Religion
- Affiliation: Jainism
- Ecclesiastical or organizational status: Restored
- Year consecrated: c. 1940
- Status: Active (reopened 2022)

Location
- Location: Lytton Road, Old Anarkali, Lahore, Punjab, Pakistan
- Interactive map of Jain Digambar temple, Lahore
- Coordinates: 31°33′36″N 74°18′33″E﻿ / ﻿31.5601°N 74.3093°E

Architecture
- Type: Jain temple
- Style: Shikhara
- Completed: c. 1940
- Height (max): 13 m

= Jain Digambar temple, Lahore =

Jain temple in Lahore

The Jain Digambar temple is a Jain temple located on Lytton Road in Old Anarkali, Lahore.

==History==
While its exact construction date remains uncertain, it is believed to have been erected in the late 1930s or early 1940s. According to Iqbal Qaiser, a Punjabi author, it was constructed by a woman in 1940.

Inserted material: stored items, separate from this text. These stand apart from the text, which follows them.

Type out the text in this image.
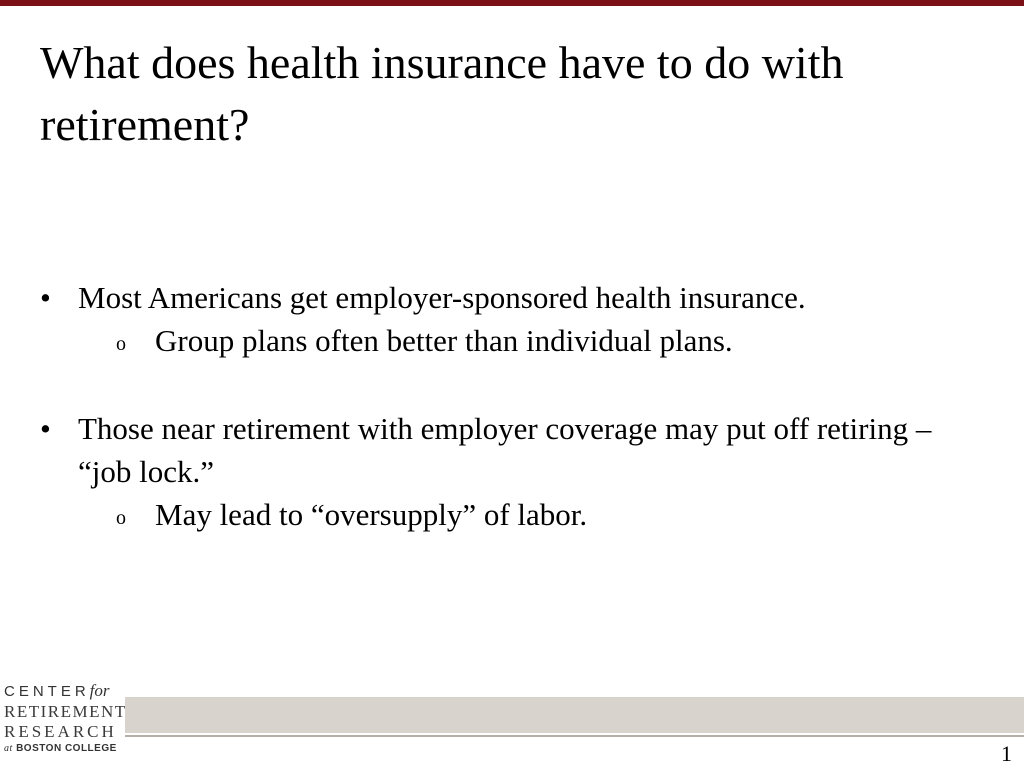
What does health insurance have to do with retirement?
• Most Americans get employer-sponsored health insurance.
o Group plans often better than individual plans.
• Those near retirement with employer coverage may put off retiring – “job lock.”
o May lead to “oversupply” of labor.
CENTERfor
RETIREMENT
RESEARCH
at BOSTON COLLEGE	1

Following the creation of Pakistan in 1947, the temple underwent a period of neglect. Significant damage was inflicted in 1992 in the wake of the Babri Masjid demolition in Ayodhya. Due to prevailing misconceptions linking Jainism with Hinduism, the Jain Mandir in Lahore was targeted. Despite its durable construction, the temple was substantially damaged over two days, with the aid of a crane facilitating the process. The remnants of its dome remained for roughly three decades.

In relation to the development of the Orange Line Metro Train (OLMT), concerns were raised about the temple's fate. By 2016, the remaining parts of the temple were enclosed by a wall, with some of the surrounding area allocated to the OLMT project.

=== Restoration ===
In 2014, the Evacuee Trust Property Board was tasked with renovating and restoring former temples. In December 2021, the Supreme Court of Pakistan ordered the restoration of the Jain Mandir, in addition to a Hindu temple in Neela Gumbad. Restoration efforts included reinforcing the foundation, repositioning the original dome, updating infrastructure, and converting the nearby space for public use. The restoration project took eight months at a cost of 70 lakh Pakistani rupees. In June 2022, the Jain Mandir in Anarkali was reopened for religious practices. The renovated temple, now standing at thirteen meters, is situated opposite the Anarkali station of the OLMT.

==Architecture==
The temple was designed in the Shikhara architectural style, a term derived from the Sanskrit word for "mountain peak." Characteristic features of Jain temples. The temple features a tapering tower with religious motifs and etchings, as well as adjacent courtyards, are evident in its design.